Thanks in advance for any help.
Another time accumarray is the way to go:
A =[ 1 3 6 ;
1 2 4 ;
1 7 1 ;
2 9 0 ;
2 8 3 ;
2 4 2 ;
2 3 1 ;
3 6 5 ;
3 4 5 ;
3 1 9 ;
4 2 4 ;
4 8 6 ]
C = accumarray(A(:,1),A(:,3),[],#(x) {flipud(x)} ); %// get groups according to
%// first column and flip it
C = vertcat(C{:}); %// cell array returned,
%// transform to matrix
mask = ~mod(A(:,1),2); %// mask for even numbers
A(mask,3) = C(mask); %// replace masked values of 3rd column with flipped ones
returns:
A =
1 3 6
1 2 4
1 7 1
2 9 1
2 8 2
2 4 3
2 3 0
3 6 5
3 4 5
3 1 9
4 2 6
4 8 4
Certainly slower, but just for fun in two lines:
C = accumarray(A(:,1),A(:,3),[],#(x) {flipud(x)} );
A(~mod(A(:,1),2),3) = getfield( vertcat(C{:}), {~mod(A(:,1),2)});
%// well no, I won't explain it...
Edit: I assumed your first column just contains integers!
I would suggest you break the problem down into stages, something like so:
Identify blocks you wish to flip
Extract them
Flip them
Replace them
You can identify a set of even numbers using the unique and mod functions, then use a for loop over them and use logical indexing to pull/replace the blocks.
Here, try this
a = magic(5); % Some data in a 5x5 matrix
b = 1:numel(a); % Indices of <a>
Rearrange b however you want, then do a=a(b) to reassign a based on the reassigned indices of b.

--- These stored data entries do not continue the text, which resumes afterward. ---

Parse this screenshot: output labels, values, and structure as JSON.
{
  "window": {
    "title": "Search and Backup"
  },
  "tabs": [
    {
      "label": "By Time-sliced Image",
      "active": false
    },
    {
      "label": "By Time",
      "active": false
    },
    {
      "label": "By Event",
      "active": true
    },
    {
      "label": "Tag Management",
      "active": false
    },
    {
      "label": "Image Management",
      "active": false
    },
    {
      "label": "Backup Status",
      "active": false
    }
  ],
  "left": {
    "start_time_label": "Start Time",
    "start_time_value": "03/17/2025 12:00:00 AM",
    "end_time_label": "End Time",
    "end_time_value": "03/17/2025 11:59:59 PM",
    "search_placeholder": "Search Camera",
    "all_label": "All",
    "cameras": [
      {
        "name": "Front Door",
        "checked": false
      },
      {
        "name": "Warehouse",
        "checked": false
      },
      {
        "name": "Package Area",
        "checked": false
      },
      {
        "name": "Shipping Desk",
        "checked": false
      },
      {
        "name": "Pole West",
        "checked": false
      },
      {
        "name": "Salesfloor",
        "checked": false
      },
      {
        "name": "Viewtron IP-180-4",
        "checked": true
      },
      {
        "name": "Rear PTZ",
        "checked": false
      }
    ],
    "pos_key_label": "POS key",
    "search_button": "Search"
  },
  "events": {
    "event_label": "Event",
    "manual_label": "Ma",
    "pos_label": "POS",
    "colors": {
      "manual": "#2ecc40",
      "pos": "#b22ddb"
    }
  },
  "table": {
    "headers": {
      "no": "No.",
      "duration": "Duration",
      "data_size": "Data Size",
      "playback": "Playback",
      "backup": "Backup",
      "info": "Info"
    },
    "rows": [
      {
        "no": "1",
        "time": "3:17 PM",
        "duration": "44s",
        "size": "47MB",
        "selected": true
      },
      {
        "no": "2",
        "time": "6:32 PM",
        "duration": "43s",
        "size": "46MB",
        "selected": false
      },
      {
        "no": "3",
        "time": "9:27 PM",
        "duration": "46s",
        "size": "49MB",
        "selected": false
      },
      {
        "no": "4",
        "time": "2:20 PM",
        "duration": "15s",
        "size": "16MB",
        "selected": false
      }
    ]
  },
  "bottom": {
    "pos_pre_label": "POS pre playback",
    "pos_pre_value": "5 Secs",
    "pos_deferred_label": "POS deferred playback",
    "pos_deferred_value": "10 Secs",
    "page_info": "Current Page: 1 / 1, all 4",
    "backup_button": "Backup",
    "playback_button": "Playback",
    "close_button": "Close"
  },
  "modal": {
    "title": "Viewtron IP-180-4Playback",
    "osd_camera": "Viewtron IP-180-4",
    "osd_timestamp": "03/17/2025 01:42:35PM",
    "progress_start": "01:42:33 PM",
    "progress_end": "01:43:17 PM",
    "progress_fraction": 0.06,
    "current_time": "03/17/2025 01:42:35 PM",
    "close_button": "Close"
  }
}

For example, the following code
disp(a(b));
would just return the elements of a in their original order. For your application this code should work:
a = <your matrix data>
b = 1:numel(a);
b = [b(1:27) fliplr(b(28:31)) b(32:34) fliplr(b(35:36))] % Change this part
a = reshape(a(b),size(a))
You should change b based on whatever you need it to do.